Действительно, он прав, Герда поникла окончательно и угрюмо уставилась в окно…

— К слову, Колумбийское метро в виде грубых сараев и оно же в виде шикарного здания? В чем разница?

— Развитие технологии… Теперь всякая отрава собирается в вентиляцию, сорбируется и пакуется в виде брикетов, а брикеты захораниваются, поэтому больше нет необходимости строить станции в безлюдных местах…

— Мнье нюшно ф рейх, — прошептала Герда, — к мой брят Генрих…

— Забудь, — сказал агент. — А у тебя, Ян, что такого недоделанного осталось в твоем мире? Что можно доделать здесь?

— Черт его знает… разве что моего отца застрелили на моих глазах, а я ничего не смог сделать… Я много лет искал убийцу и совсем недавно его нашел, теперь я знаю, где его можно перехватить. Когда я вернусь в свой мир, я его убью. Те деньги, которые я тебе показывал, я украл для покупки винтовки с хорошей оптикой. Я вышибу ему мозги и удовлетворю свою месть…

— Мстить из снайперской винтовки? Это не месть — это тупое убийство. Месть без заглядывания в глаза жертвы, без осознания жертвой, за что ее сейчас прикончат — это скука.

— Ты предлагаешь вытащить пистолет и, вскричав «Помнишь моего отца, гнида!», простелить ему голову и тут же пасть смертью храбрых от пуль его телохранителей?

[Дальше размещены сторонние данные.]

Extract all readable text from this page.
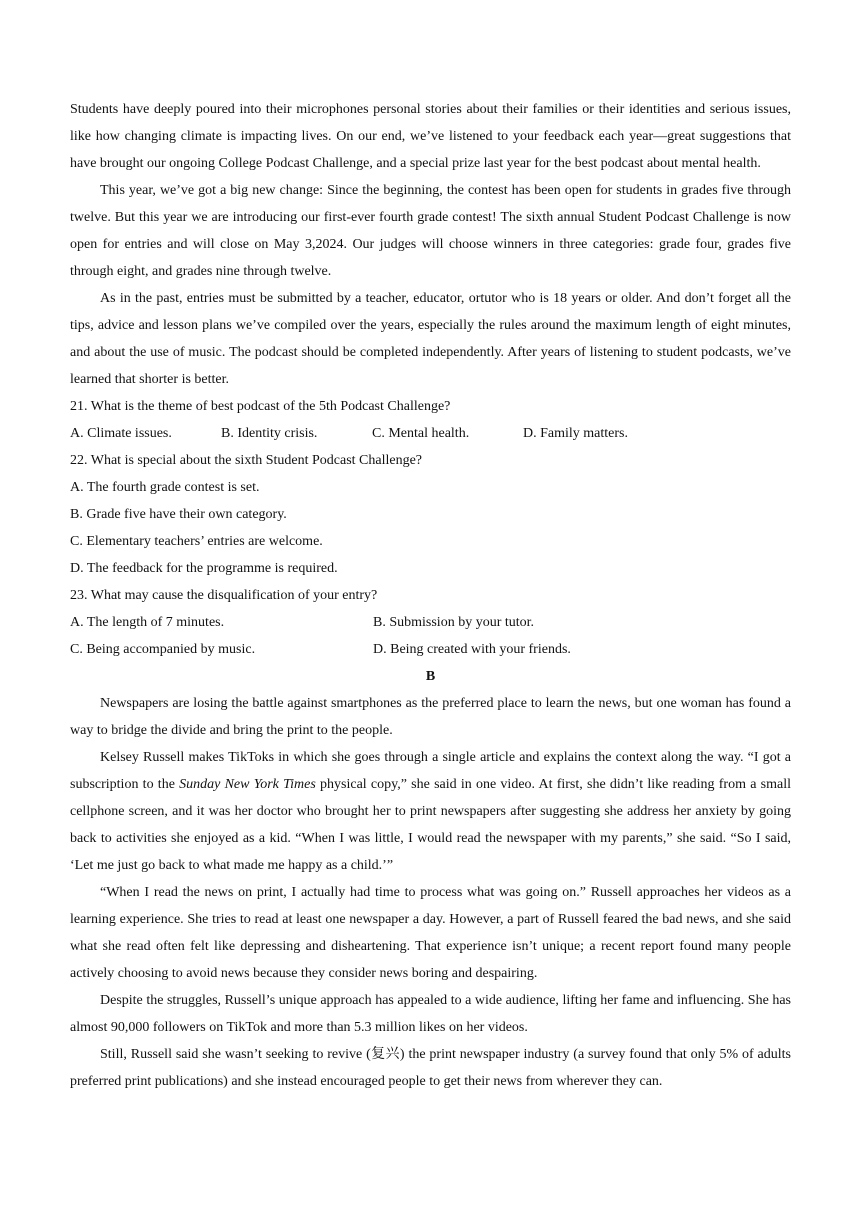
Students have deeply poured into their microphones personal stories about their families or their identities and serious issues, like how changing climate is impacting lives. On our end, we’ve listened to your feedback each year—great suggestions that have brought our ongoing College Podcast Challenge, and a special prize last year for the best podcast about mental health.

This year, we’ve got a big new change: Since the beginning, the contest has been open for students in grades five through twelve. But this year we are introducing our first-ever fourth grade contest! The sixth annual Student Podcast Challenge is now open for entries and will close on May 3,2024. Our judges will choose winners in three categories: grade four, grades five through eight, and grades nine through twelve.

As in the past, entries must be submitted by a teacher, educator, ortutor who is 18 years or older. And don’t forget all the tips, advice and lesson plans we’ve compiled over the years, especially the rules around the maximum length of eight minutes, and about the use of music. The podcast should be completed independently. After years of listening to student podcasts, we’ve learned that shorter is better.

21. What is the theme of best podcast of the 5th Podcast Challenge?
A. Climate issues.	B. Identity crisis.	C. Mental health.	D. Family matters.
22. What is special about the sixth Student Podcast Challenge?
A. The fourth grade contest is set.
B. Grade five have their own category.
C. Elementary teachers’ entries are welcome.
D. The feedback for the programme is required.
23. What may cause the disqualification of your entry?
A. The length of 7 minutes.	B. Submission by your tutor.
C. Being accompanied by music.	D. Being created with your friends.
B

Newspapers are losing the battle against smartphones as the preferred place to learn the news, but one woman has found a way to bridge the divide and bring the print to the people.

Kelsey Russell makes TikToks in which she goes through a single article and explains the context along the way. “I got a subscription to the Sunday New York Times physical copy,” she said in one video. At first, she didn’t like reading from a small cellphone screen, and it was her doctor who brought her to print newspapers after suggesting she address her anxiety by going back to activities she enjoyed as a kid. “When I was little, I would read the newspaper with my parents,” she said. “So I said, ‘Let me just go back to what made me happy as a child.’”

“When I read the news on print, I actually had time to process what was going on.” Russell approaches her videos as a learning experience. She tries to read at least one newspaper a day. However, a part of Russell feared the bad news, and she said what she read often felt like depressing and disheartening. That experience isn’t unique; a recent report found many people actively choosing to avoid news because they consider news boring and despairing.

Despite the struggles, Russell’s unique approach has appealed to a wide audience, lifting her fame and influencing. She has almost 90,000 followers on TikTok and more than 5.3 million likes on her videos.

Still, Russell said she wasn’t seeking to revive (复兴) the print newspaper industry (a survey found that only 5% of adults preferred print publications) and she instead encouraged people to get their news from wherever they can.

Это слишком пафосно, это для Голливуда хорошо, а для реальной жизни неприемлемо, но он все-таки будет знать… я послал ему весточку…

— Месть из винтовки не будет сладкой, а умрешь ты или нет… может вы уже умерли?

— Чего?

— Чего-чего, может Герду таки убили партизаны, а ты умер на своей даче от болевого шока, а это место, — агент обвел рукой комнату, — это место — чистилище.

— Ага, чистилище… и сейчас ты мне скажешь, что К. Г. Бутин — это Иисус из Назарета, толстая Марфа — Дева Мария, а ты — архангел.

— Архангел, — довольным голосом подтвердил Сика-Пука.

— Хоть мои познания в теологии весьма поверхностны, но их достаточно, чтобы утверждать, что архангелы не обряжаются в нелепые шмотки, сшитые богемными заднепроходчиками, и уж тем более не работают на ЦРУ, потому что ЦРУ — это компетенция Мефистофеля…

— А я злой архангел, диссидент…

— А я в таком случае коварный Сет, подло убивший Осириса, а Герда — безутешная вдова Изида, мамаша Гора… и сейчас мы тут устроим египетский дуализм и разрулим новую эпоху фараонов!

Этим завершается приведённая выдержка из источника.